Он нашел хоженую тропку, шириной как сельские тропы в Англии. Ни заросли шиповни-ка и куманики, ни путаница торчащих корней не замедлили мой шаг. Глаза мои – как зеницы голубки, омытые млеком. Безграничная млечность пространства. Но слепец спотыкается, потому что блуждал по скалам. Он сбился с дороги. Эха вокруг не слышно, и он боится забрести в трясину. К чему были эти скитания, бесцельные и бесплодные? Здесь пустыня. В сне человеческом это место страха. Друидического страха. Зло, крадущееся в ночи. Осквернение.

Слепец говорит торжественные речи. Он вновь и вновь поворачивает стопы, когда на него нисходит ночь. Пойду к пальме, сказал я. Хочется подержаться за ее ветви. Нужно отдохнуть в тихом тайном убежище, какой-нибудь лесной келье. Мне требуется гавань. Но где ему искать отдыха, как не под сенью какого-нибудь большого дерева, чтобы усесться там и плотнее запахнуть свой плащ? Не имея под боком себе подобного, он дует в ладони и втягивает ноздрями свое собственное тепло. Идет дождь, и я слышу уютный шум дождя в верхних листьях. Он спит, а потом вновь пускается в путь.

Рассвет. Уже светает? Моя голова полна росной свежестью, в волосах с ночи застряли капли. Яснял плащ; как мне его надеть? Куда, скажите, стремиться слепому в лесу? К самому себе? Я оторвал кусочек коры и съел. Слизал влагу с листьев и выпил. Я встану и пойду. Он ступает по живым существам не без страха. Мир по-прежнему пустыня слов и вздохов, вроде печальных воздыханий деревьев. Такая жара. Такие крики. Здесь совокупление. Здесь шепчущая тьма. Виноград запутался в его волосах, и резкий запах трав окружает меня. Непотребство. Если я паду, слизень и паук станут меня утешать. Хлесткий звук доносится от деревьев, и он пристыженный наклоняет голову. Он обоняет запах земли, зрелый, как склеп. Вокруг меня что-то растет.
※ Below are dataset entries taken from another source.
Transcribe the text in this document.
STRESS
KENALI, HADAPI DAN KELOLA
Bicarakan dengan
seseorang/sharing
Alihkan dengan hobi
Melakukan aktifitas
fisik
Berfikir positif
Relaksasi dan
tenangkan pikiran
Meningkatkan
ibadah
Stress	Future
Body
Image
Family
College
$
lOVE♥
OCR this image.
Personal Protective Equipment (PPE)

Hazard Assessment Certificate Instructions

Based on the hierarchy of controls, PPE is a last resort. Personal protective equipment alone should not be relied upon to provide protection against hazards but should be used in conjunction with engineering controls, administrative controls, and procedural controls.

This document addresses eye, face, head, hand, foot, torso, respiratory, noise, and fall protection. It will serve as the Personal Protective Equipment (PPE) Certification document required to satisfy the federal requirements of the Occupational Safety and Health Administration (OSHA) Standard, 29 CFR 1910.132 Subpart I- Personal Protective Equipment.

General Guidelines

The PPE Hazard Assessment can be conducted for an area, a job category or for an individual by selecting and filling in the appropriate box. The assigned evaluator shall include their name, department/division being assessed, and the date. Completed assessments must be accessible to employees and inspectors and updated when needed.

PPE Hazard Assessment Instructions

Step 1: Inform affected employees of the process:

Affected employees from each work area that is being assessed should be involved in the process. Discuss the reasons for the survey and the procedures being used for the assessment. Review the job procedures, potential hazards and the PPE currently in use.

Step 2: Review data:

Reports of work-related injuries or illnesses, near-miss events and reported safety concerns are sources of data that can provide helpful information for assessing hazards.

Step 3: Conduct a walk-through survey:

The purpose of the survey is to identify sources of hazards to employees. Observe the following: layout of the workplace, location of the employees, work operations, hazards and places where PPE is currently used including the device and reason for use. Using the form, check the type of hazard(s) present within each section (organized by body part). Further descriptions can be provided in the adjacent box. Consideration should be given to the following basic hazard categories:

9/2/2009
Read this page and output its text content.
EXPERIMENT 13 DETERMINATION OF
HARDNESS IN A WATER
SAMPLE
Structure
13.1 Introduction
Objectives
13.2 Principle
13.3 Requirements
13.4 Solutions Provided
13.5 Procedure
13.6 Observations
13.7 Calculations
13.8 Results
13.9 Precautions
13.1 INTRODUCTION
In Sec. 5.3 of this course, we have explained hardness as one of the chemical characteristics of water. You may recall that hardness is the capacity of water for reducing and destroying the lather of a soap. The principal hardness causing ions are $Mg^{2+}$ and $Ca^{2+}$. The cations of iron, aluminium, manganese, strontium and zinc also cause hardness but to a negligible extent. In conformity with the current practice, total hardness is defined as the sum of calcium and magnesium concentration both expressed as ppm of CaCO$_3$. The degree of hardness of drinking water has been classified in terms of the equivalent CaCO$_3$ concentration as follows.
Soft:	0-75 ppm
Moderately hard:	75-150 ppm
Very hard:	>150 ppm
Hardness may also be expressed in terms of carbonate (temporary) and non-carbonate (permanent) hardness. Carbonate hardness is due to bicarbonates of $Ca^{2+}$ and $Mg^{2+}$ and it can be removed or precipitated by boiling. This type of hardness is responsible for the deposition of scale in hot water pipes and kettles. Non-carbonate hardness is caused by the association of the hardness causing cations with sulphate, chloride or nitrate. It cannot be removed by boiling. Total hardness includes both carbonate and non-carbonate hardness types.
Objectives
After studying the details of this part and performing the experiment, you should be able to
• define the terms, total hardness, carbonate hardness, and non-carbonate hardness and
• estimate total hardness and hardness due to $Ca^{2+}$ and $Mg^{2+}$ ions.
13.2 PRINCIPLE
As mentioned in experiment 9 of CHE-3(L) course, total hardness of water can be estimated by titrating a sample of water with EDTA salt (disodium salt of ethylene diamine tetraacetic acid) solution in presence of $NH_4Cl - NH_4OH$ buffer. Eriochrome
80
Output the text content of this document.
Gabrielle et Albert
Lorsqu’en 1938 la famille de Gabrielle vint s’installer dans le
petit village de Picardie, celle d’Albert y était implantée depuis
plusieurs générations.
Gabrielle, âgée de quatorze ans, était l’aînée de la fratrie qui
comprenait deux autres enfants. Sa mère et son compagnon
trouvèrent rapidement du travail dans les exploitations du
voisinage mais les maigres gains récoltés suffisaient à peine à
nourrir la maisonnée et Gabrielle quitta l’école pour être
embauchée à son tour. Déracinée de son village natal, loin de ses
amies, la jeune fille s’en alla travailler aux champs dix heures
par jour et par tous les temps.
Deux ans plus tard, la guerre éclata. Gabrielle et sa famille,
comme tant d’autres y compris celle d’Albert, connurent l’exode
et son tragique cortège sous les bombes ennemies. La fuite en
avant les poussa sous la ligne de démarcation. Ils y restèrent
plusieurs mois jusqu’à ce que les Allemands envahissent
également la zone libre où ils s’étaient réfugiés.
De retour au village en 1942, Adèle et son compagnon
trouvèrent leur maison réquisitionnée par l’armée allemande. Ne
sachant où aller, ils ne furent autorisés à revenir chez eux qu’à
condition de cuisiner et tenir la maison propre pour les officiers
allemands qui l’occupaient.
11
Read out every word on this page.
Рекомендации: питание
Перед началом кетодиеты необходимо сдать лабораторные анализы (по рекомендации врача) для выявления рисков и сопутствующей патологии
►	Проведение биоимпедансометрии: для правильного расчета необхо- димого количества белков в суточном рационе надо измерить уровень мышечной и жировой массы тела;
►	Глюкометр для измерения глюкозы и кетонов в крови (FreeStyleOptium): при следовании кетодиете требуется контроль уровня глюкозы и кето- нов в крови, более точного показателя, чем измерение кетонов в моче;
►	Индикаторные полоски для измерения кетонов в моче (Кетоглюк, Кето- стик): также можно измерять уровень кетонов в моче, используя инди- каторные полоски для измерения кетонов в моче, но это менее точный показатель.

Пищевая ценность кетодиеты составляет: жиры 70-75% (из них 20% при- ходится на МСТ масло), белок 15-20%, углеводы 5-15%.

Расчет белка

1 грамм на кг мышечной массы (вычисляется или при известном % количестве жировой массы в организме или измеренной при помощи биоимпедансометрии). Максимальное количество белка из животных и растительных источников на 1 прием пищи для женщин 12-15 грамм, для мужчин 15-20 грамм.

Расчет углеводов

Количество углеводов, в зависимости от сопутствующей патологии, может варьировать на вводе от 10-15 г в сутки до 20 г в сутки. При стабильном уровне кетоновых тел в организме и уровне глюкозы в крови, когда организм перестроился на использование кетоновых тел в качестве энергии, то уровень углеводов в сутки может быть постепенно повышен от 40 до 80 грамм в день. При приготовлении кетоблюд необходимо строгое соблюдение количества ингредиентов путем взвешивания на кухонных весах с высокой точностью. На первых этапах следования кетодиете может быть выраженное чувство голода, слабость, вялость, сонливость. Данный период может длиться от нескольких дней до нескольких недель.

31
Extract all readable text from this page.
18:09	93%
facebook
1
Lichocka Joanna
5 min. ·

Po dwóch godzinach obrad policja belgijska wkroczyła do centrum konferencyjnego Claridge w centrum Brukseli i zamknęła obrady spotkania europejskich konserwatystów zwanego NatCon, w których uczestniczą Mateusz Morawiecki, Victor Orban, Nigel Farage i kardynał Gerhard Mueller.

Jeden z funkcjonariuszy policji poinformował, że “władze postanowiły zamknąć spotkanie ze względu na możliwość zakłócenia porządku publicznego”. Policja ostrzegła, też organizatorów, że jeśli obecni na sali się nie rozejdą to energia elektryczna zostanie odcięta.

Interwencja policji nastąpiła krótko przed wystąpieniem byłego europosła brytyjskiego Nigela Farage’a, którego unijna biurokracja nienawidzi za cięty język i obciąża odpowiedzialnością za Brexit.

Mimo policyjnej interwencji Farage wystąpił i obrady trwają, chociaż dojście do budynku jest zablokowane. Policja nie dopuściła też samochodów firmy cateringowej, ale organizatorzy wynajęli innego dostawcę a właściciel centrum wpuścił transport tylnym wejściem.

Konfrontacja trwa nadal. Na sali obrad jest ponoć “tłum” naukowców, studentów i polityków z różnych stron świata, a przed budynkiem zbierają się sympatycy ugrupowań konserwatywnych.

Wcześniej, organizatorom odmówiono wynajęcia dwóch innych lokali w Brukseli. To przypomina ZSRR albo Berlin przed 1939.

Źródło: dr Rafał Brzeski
А теперь ветерок приносит фруктовый аромат. Сладкий запах заманчивого плода разом обостряет мой голод и жажду, и я тяну руку, чтобы его коснуться. Повертеть амброзию у себя в ладони. Вкусно. Нет. О нет. Слепца, его или меня, кто-то поймал за ногу и швырнул в воздух. Он попал в силок и повис на шесте. Все вокруг замерло в ожидании, а он качается на веревке в индейской ловушке. Его темный мир перевернулся вверх ногами. Я похож на гробницу Магомета, кричит он громко, подвешенный между небом и землей!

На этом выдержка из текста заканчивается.